Майор остановился и вытаращил глаза.
— Что ж ты раньше молчал?.. Ты думаешь там?.. Производство?
— Пошли, — Самохин потянул его за рукав. — Я говорил тебе, даже две параллельные прямые где-то пересекаются…
— Погоди… Вполне! Единственная пирамида, которая охраняется… У тебя есть какие-то соображения? Факты?..
— Чувства… Возможно, там пролито много слез. Откроем — увидим…
Тартарары стоял на берегу озера среди песков, как всегда, молчаливый и монументальный, что и в самом деле навевало ощущение вечности. Некоторое оживление, а точнее, выпадение из времени, лишь на его краю, где рабы строили стены новых усыпальниц, — из-за современного автокрана.
Впрочем, кто знает, как их возводили прежде…
Плюхач не знал, есть ли видеонаблюдение, поэтому на всякий случай заходил к центральной пирамиде с тыла.
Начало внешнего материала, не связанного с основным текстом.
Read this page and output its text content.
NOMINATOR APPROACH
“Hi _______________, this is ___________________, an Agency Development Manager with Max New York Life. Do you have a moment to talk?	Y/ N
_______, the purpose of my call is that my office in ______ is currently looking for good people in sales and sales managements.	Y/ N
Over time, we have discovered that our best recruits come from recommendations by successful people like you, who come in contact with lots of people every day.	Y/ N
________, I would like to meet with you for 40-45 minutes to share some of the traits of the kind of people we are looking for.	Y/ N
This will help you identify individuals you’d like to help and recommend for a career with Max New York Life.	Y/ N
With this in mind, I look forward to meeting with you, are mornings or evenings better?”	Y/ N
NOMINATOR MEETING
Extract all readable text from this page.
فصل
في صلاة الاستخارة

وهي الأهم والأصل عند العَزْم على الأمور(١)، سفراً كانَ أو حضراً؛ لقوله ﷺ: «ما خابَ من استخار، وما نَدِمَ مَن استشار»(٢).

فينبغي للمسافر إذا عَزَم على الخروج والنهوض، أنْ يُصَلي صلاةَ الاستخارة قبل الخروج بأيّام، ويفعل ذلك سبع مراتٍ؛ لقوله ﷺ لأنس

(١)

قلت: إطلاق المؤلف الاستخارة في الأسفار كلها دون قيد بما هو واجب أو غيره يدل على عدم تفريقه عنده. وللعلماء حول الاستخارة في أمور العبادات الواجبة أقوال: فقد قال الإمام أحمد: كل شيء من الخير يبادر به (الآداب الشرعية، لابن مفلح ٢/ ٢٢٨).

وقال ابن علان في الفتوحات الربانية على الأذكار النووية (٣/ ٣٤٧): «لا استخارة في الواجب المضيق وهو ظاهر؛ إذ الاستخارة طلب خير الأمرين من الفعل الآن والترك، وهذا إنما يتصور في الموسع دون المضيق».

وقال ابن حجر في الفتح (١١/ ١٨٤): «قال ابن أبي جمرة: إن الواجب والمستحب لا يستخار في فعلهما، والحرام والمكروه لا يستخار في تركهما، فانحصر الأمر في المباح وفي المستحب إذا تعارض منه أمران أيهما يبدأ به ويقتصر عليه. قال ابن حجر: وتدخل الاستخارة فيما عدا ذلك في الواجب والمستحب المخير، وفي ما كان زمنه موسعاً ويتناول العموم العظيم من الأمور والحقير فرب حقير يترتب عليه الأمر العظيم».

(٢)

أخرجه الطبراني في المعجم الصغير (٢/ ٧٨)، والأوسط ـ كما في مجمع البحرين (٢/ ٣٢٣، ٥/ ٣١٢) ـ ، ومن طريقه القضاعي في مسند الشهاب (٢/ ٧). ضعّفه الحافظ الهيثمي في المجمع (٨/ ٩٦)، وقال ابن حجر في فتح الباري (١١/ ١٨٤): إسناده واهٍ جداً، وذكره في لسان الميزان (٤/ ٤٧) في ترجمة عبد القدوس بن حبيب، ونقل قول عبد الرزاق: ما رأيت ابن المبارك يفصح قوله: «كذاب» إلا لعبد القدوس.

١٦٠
Величайшее преимущество геометрии этого сооружения было в том, что если установить всего одну камеру на высшей точке, эдакий всевидящий глаз, не останется даже сантиметра мертвой зоны, так что подойти незамеченным будет невозможно. Поэтому Самохин шел к подземному входу открыто, отвлекая внимание на себя: если телохранитель сидел перед монитором, то сейчас вел его и не мог видеть, что творится сзади.
Но если бы увидел и не поднял плиту, пришлось бы воспользоваться «мокрым» ходом, для чего Плюхач нес с собой две тротиловых шашки, в общем-то приготовленные для выхода из пирамиды, если западня захлопнется на обратном пути.
Отшлифованная гранитная плита напоминала могильную, разве что без надписи, и плотно закрывала подземный вход. Самохин надавил кнопку звонка и тут же убедился, что телохранитель видит сквозь стены: его узнали, послышался жужжащий звук, камень поднялся на две трети человеческого роста и замер, словно нож гильотины. Молчуны таким образом заставляли поклониться перед входом в храм. Самохин поклонился, вошел под арку и следом, уже невзирая на видеоглаз, вкатился Плюхач и сразу же затаился в тоннеле.
На сей раз никто не встречал ни на лестнице вниз, ни на другой, вверх. Внутренняя дверь отворилась перед Самохиным сама — за ней оказался балерон, теперь уже без маски.